1.1.2. Het wisveld van de voorruit moet ten minste 98 % van zichtveld A, zoals bepaald overeenkomstig aanhangsel 3 van bijlage III, omvatten.
1.1.3. Het wisveld van de voorruit moet ten minste 80 % van zichtveld B, zoals bepaald overeenkomstig aanhangsel 3 van bijlage III, omvatten.
1.1.4. Het wisveld van de voorruit moet aan de punten 1.1.2 en 1.1.3 voldoen wanneer het systeem bij een wisfrequentie overeenkomstig punt 1.1.5.1 werkt en wordt onder de in de punten 2.1.10 tot en met 2.1.10.3 beschreven omstandigheden getest.
1.1.5. Het wissysteem voor de voorruit heeft ten minste twee instellingen voor de wisfrequentie:
1.1.5.1. |
één frequentie tussen 10 en 55 cycli per minuut; |
1.1.5.2. |
één frequentie van ten minste 45 volledige cycli per minuut. |
1.1.5.3. |
Het verschil tussen de hoogste en een lagere instelling voor de wisfrequentie bedraagt ten minste 15 cycli per minuut. |
1.1.5.4. |
Om aan de punten 1.1.5.1 tot en met 1.1.5.3 te voldoen, mag een intermitterende werking van het wissysteem voor de voorruit worden gebruikt. |
1.1.6. De in de punten 1.1.5 tot en met 1.1.5.3 bedoelde frequenties worden onder de in de punten 2.1.1 tot en met 2.1.6 en in punt 2.1.8 beschreven omstandigheden getest.

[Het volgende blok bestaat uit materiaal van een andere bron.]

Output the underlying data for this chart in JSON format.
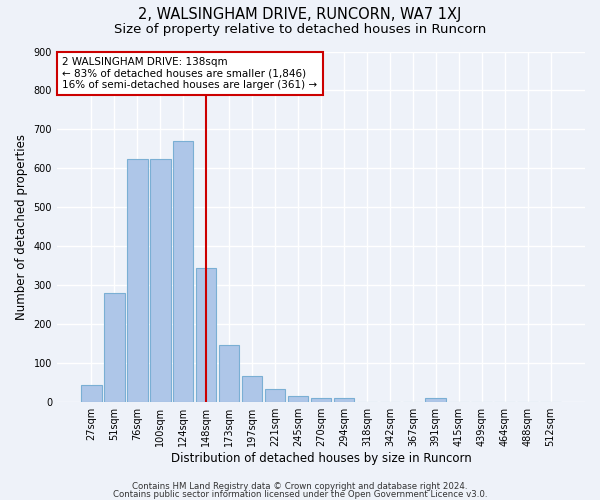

1.1.7. Wanneer het wissysteem voor de voorruit wordt stopgezet door het met het bedieningsorgaan uit te schakelen, keren de wisarmen en -bladen terug in de ruststand.
1.1.8. Het wissysteem voor de voorruit moet bestand zijn tegen een blokkering van ten minste 15 seconden. Het gebruik van automatische circuitbeveiligingsvoorzieningen is toegestaan, mits voor het eventuele resetten uitsluitend het bedieningsorgaan van het wissysteem voor de voorruit moet worden bediend.
1.1.9. De in punt 1.1.8 bedoelde bestandheid tegen een blokkering van het wissysteem voor de voorruit wordt onder de in punt 2.1.7 beschreven omstandigheden getest.
1.1.10. Als de ruststand van de wisarmen of -bladen niet buiten zichtveld B, zoals bepaald overeenkomstig aanhangsel 3 van bijlage III, valt, moeten de wisarmen met de hand zodanig verplaatst kunnen worden dat de wisbladen uit hun positie op de voorruit kunnen worden gelicht om de voorruit handmatig te reinigen.
1.1.11. Het wissysteem voor de voorruit moet bij een omgevingstemperatuur van – 18 °C twee minuten lang op een droge voorruit kunnen werken zonder dat de prestaties verslechteren.
1.1.12. De prestaties van het wissysteem voor de voorruit bij – 18 °C worden onder de in punt 2.1.11 beschreven omstandigheden getest.
1.1.13. Het wissysteem voor de voorruit moet zonder verslechtering van de doelmatigheid aan punt 1.1.2 blijven voldoen wanneer het bij de maximumfrequentie werkt en het voertuig wordt blootgesteld aan een relatieve luchtsnelheid die overeenkomt met 80 % van de door de constructie bepaalde maximumsnelheid van het voertuig, of met 160 km/h als dit lager is. Zichtveld A van de voorruit wordt overeenkomstig de punten 2.1.8 en 2.1.9 geprepareerd. De aerodynamische effecten als gevolg van de afmetingen en de vorm van de voorruit en de wisarmen en -bladen worden onder deze omstandigheden gecontroleerd, waarbij tevens rekening wordt gehouden met punt 2.1.9.1. Tijdens de test moeten de wisbladen contact houden met de voorruit en mogen zij niet volledig loskomen van de voorruit. De wisbladen moeten tijdens elke volledige cyclus in het in punt 1.1.2 bepaalde gebied volledig contact houden met de voorruit en mogen noch tijdens de opwaartse, noch tijdens de neerwaartse beweging gedeeltelijk loskomen van de voorruit.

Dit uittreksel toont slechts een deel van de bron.